Era no conhecimento das ruas da cidade e informações via rádio, que direcionava as viaturas. Piovesana conhecia Jundiaí e região como a “palma da mão”. Os bombeiros na época eram responsáveis por salvamentos em todas as cidades da região e também dos acidentes nas rodovias.
Herói do Joelma adotou Jundiaí
O capitão PM Augusto Carlos Cassaniga adotou Jundiaí onde constituiu família. O seu nome representa o que há de momento mais marcante na história do Corpo de Bombeiros no Estado de São Paulo.
Ele disse certa vez ao “Jornal da Região” que tinha 33 anos quando pulou de uma altura de três metros em direção ao topo de um edifício em chamas.
Era o incêndio no Edifício Joelma que deixou 187 mortos e marcava a vida não só das vítimas, amigos e familiares, mas também das equipes que participaram do resgate – e evitaram uma tragédia ainda maior.
Cassaniga, que na época morava no quartel em São Paulo, estava de folga no dia do desastre, mas não hesitou em atender ao chamado daquele que seria o maior incêndio da Capital, e um dos maiores do País. Ele foi o primeiro bombeiro a entrar no topo do prédio, localizado na região central de São Paulo.

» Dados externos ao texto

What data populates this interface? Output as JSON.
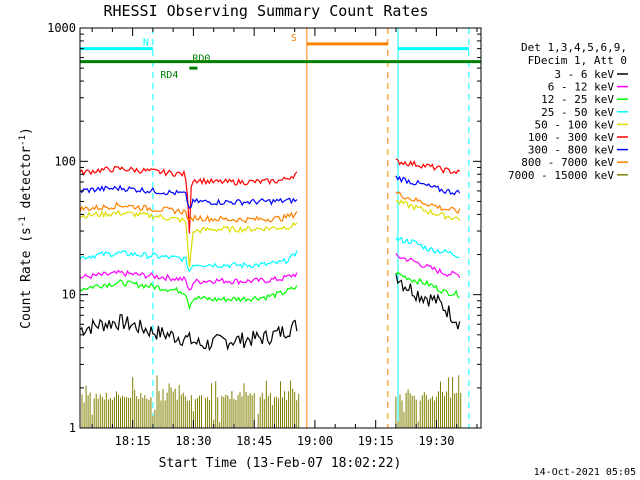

O capitão relembra aquela que foi a ocorrência que mudou a sua vida.
“Eu fiquei no meio daquelas vítimas e percebi que estavam em pânico, elas viam as línguas de fogo e corriam de um lado para outro, algumas caíam e saltavam. Eu consegui usar psicologia de massa e fazer com que todos ficassem no centro do telhado, onde as chamas não iam alcançá-los. Com a minha chegada lá, ninguém mais saltou lá de cima”, lembra.
“Uma moça, que tinha entrado entre a telha e a laje, puxei com muita dificuldade, ela estava com o corpo quente e mexia os lábios tentando dizer ‘não me deixe morrer’. Fiz de tudo: reanimação, massagem cardíaca, mas não teve jeito. Ela morreu nos meus braços, sinto até hoje. Tinha muita gente, mas essa moça não conseguimos salvar”, lamenta o capitão ao relatar aquele como o pior momento para ele.

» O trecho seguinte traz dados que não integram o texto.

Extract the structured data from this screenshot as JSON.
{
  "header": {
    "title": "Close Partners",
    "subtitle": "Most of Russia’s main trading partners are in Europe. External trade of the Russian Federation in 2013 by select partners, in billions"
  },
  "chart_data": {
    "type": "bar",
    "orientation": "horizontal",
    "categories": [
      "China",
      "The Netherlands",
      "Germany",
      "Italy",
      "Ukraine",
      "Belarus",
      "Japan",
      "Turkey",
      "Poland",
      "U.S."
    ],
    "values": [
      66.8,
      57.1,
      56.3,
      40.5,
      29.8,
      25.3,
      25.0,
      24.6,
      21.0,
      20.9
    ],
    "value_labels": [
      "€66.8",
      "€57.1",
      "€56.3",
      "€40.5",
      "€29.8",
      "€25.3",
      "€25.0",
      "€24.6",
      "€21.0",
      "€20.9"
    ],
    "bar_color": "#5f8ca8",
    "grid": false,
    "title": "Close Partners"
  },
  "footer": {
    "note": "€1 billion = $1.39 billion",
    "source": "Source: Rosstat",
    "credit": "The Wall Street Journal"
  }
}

O incêndio trouxe comoção nacional e a necessidade de se debater tecnologia e o código de obra para que não houvesse outras tragédias deste tipo. Depois do incêndio, não teve outro igual em perdas de vida.
Para o capitão Augusto Cassaniga, o que fica de lição é o valor à vida. “A melhor lição que nós temos, dar valor à vida, agradecer todos os dias o ar que respiramos, a água que bebemos, a alimentação que nós temos, é isso que ficou de lição”, finalizou.
Modernização
Jundiaí não é mais sede do telefone 193, que foi transferida para uma central em Campinas.

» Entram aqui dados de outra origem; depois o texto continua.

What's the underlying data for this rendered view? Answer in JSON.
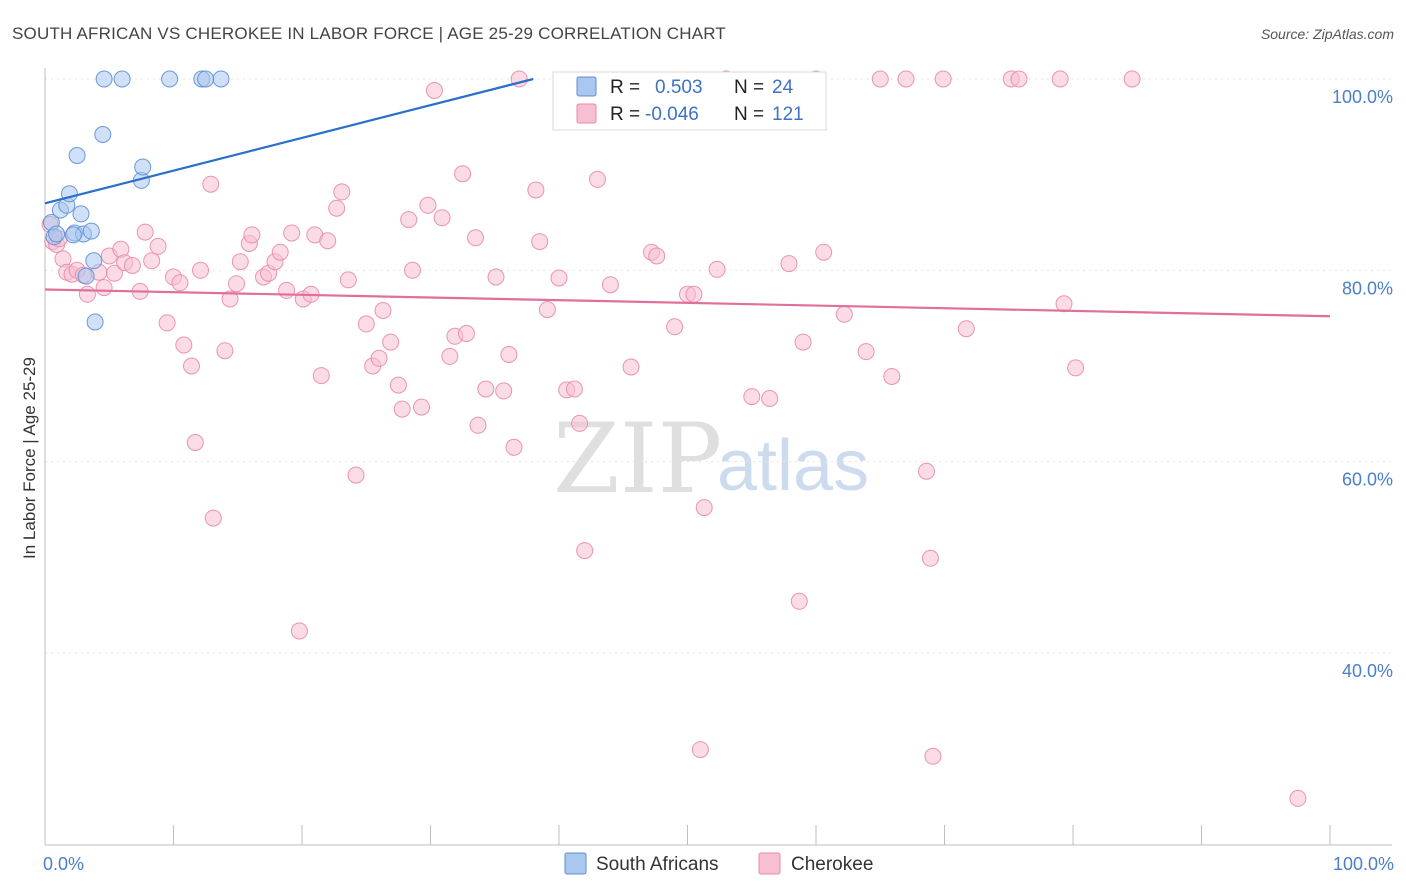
{
  "title": "SOUTH AFRICAN VS CHEROKEE IN LABOR FORCE | AGE 25-29 CORRELATION CHART",
  "source": "Source: ZipAtlas.com",
  "watermark": {
    "zip": "ZIP",
    "atlas": "atlas"
  },
  "chart_data": {
    "type": "scatter",
    "title": "SOUTH AFRICAN VS CHEROKEE IN LABOR FORCE | AGE 25-29 CORRELATION CHART",
    "xlabel": "",
    "ylabel": "In Labor Force | Age 25-29",
    "xlim": [
      0,
      100
    ],
    "ylim": [
      20,
      102
    ],
    "y_ticks": [
      40,
      60,
      80,
      100
    ],
    "y_tick_labels": [
      "40.0%",
      "60.0%",
      "80.0%",
      "100.0%"
    ],
    "x_tick_labels": [
      "0.0%",
      "100.0%"
    ],
    "legend": {
      "entries": [
        {
          "name": "South Africans",
          "r_label": "R =",
          "r_value": "0.503",
          "n_label": "N =",
          "n_value": "24"
        },
        {
          "name": "Cherokee",
          "r_label": "R =",
          "r_value": "-0.046",
          "n_label": "N =",
          "n_value": "121"
        }
      ]
    },
    "series": [
      {
        "name": "South Africans",
        "color": "#a9c7ef",
        "edge": "#5c8fd6",
        "line_color": "#2a6fc9",
        "trend": [
          [
            0,
            87.0
          ],
          [
            38,
            100.0
          ]
        ],
        "points": [
          [
            0.5,
            85.0
          ],
          [
            0.7,
            83.5
          ],
          [
            1.2,
            86.3
          ],
          [
            1.7,
            86.8
          ],
          [
            1.9,
            88.0
          ],
          [
            2.3,
            83.9
          ],
          [
            2.5,
            92.0
          ],
          [
            2.8,
            85.9
          ],
          [
            3.0,
            83.8
          ],
          [
            3.2,
            79.4
          ],
          [
            3.6,
            84.1
          ],
          [
            3.8,
            81.0
          ],
          [
            3.9,
            74.6
          ],
          [
            4.5,
            94.2
          ],
          [
            4.6,
            100.0
          ],
          [
            6.0,
            100.0
          ],
          [
            7.5,
            89.4
          ],
          [
            7.6,
            90.8
          ],
          [
            9.7,
            100.0
          ],
          [
            12.2,
            100.0
          ],
          [
            13.7,
            100.0
          ],
          [
            12.5,
            100.0
          ],
          [
            0.9,
            83.8
          ],
          [
            2.2,
            83.7
          ]
        ]
      },
      {
        "name": "Cherokee",
        "color": "#f7bfd2",
        "edge": "#e889aa",
        "line_color": "#e06f9a",
        "trend": [
          [
            0,
            78.0
          ],
          [
            100,
            75.2
          ]
        ],
        "points": [
          [
            0.4,
            84.8
          ],
          [
            0.6,
            83.0
          ],
          [
            0.9,
            82.7
          ],
          [
            1.1,
            83.3
          ],
          [
            1.4,
            81.2
          ],
          [
            1.7,
            79.8
          ],
          [
            2.1,
            79.6
          ],
          [
            2.5,
            80.0
          ],
          [
            3.0,
            79.5
          ],
          [
            3.3,
            77.5
          ],
          [
            4.2,
            79.8
          ],
          [
            4.6,
            78.2
          ],
          [
            5.0,
            81.5
          ],
          [
            5.4,
            79.7
          ],
          [
            5.9,
            82.2
          ],
          [
            6.2,
            80.8
          ],
          [
            6.8,
            80.5
          ],
          [
            7.4,
            77.8
          ],
          [
            7.8,
            84.0
          ],
          [
            8.3,
            81.0
          ],
          [
            8.8,
            82.5
          ],
          [
            9.5,
            74.5
          ],
          [
            10.0,
            79.3
          ],
          [
            10.5,
            78.7
          ],
          [
            10.8,
            72.2
          ],
          [
            11.4,
            70.0
          ],
          [
            11.7,
            62.0
          ],
          [
            12.1,
            80.0
          ],
          [
            12.9,
            89.0
          ],
          [
            13.1,
            54.1
          ],
          [
            14.0,
            71.6
          ],
          [
            14.4,
            77.0
          ],
          [
            14.9,
            78.6
          ],
          [
            15.2,
            80.9
          ],
          [
            15.9,
            82.8
          ],
          [
            16.1,
            83.7
          ],
          [
            17.0,
            79.3
          ],
          [
            17.4,
            79.7
          ],
          [
            17.9,
            80.9
          ],
          [
            18.3,
            81.9
          ],
          [
            18.8,
            77.9
          ],
          [
            19.2,
            83.9
          ],
          [
            19.8,
            42.3
          ],
          [
            20.1,
            77.0
          ],
          [
            20.7,
            77.5
          ],
          [
            21.0,
            83.7
          ],
          [
            21.5,
            69.0
          ],
          [
            22.0,
            83.1
          ],
          [
            22.7,
            86.5
          ],
          [
            23.1,
            88.2
          ],
          [
            23.6,
            79.0
          ],
          [
            24.2,
            58.6
          ],
          [
            25.0,
            74.4
          ],
          [
            25.5,
            70.0
          ],
          [
            26.0,
            70.8
          ],
          [
            26.3,
            75.8
          ],
          [
            26.9,
            72.5
          ],
          [
            27.5,
            68.0
          ],
          [
            27.8,
            65.5
          ],
          [
            28.3,
            85.3
          ],
          [
            28.6,
            80.0
          ],
          [
            29.3,
            65.7
          ],
          [
            29.8,
            86.8
          ],
          [
            30.3,
            98.8
          ],
          [
            30.9,
            85.5
          ],
          [
            31.5,
            71.0
          ],
          [
            31.9,
            73.1
          ],
          [
            32.5,
            90.1
          ],
          [
            32.8,
            73.4
          ],
          [
            33.5,
            83.4
          ],
          [
            33.7,
            63.8
          ],
          [
            34.3,
            67.6
          ],
          [
            35.1,
            79.3
          ],
          [
            35.7,
            67.4
          ],
          [
            36.1,
            71.2
          ],
          [
            36.5,
            61.5
          ],
          [
            36.9,
            100.0
          ],
          [
            38.2,
            88.4
          ],
          [
            38.5,
            83.0
          ],
          [
            39.1,
            75.9
          ],
          [
            40.0,
            79.2
          ],
          [
            40.6,
            67.5
          ],
          [
            41.2,
            67.6
          ],
          [
            41.6,
            64.0
          ],
          [
            42.0,
            50.7
          ],
          [
            43.0,
            89.5
          ],
          [
            44.0,
            78.5
          ],
          [
            45.6,
            69.9
          ],
          [
            47.2,
            81.9
          ],
          [
            47.6,
            81.5
          ],
          [
            49.0,
            74.1
          ],
          [
            50.0,
            77.5
          ],
          [
            50.5,
            77.5
          ],
          [
            51.0,
            29.9
          ],
          [
            51.3,
            55.2
          ],
          [
            52.3,
            80.1
          ],
          [
            53.0,
            100.0
          ],
          [
            55.0,
            66.8
          ],
          [
            56.4,
            66.6
          ],
          [
            57.9,
            80.7
          ],
          [
            58.7,
            45.4
          ],
          [
            59.0,
            72.5
          ],
          [
            60.0,
            100.0
          ],
          [
            60.6,
            81.9
          ],
          [
            62.2,
            75.4
          ],
          [
            63.9,
            71.5
          ],
          [
            65.0,
            100.0
          ],
          [
            65.9,
            68.9
          ],
          [
            67.0,
            100.0
          ],
          [
            68.6,
            59.0
          ],
          [
            69.1,
            29.2
          ],
          [
            68.9,
            49.9
          ],
          [
            69.9,
            100.0
          ],
          [
            71.7,
            73.9
          ],
          [
            75.2,
            100.0
          ],
          [
            75.8,
            100.0
          ],
          [
            79.0,
            100.0
          ],
          [
            79.3,
            76.5
          ],
          [
            80.2,
            69.8
          ],
          [
            84.6,
            100.0
          ],
          [
            97.5,
            24.8
          ]
        ]
      }
    ]
  }
}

Atualmente, os atendentes do Posto dos Bombeiros em Jundiaí recebem as solicitações por essa central de Campinas, que faz os despachos das viaturas.
O sistema está mais moderno e integrado, embora frequentemente os bombeiros que ficam no Posto de Jundiaí nem saibam dos detalhes das ocorrências quando as viaturas saem para atendimentos, quando a Imprensa entra em contato com o quartel.
Nova sede a caminho
A Prefeitura de Jundiaí, por meio do prefeito Gustavo Martinelli, oficializou recentemente a doação de um terreno municipal para a construção da tão sonhada nova sede do 19º Grupamento de Bombeiros.
A nova estrutura permitirá a unificação das instalações operacionais e administrativas, proporcionando mais eficiência ao serviço prestado à população.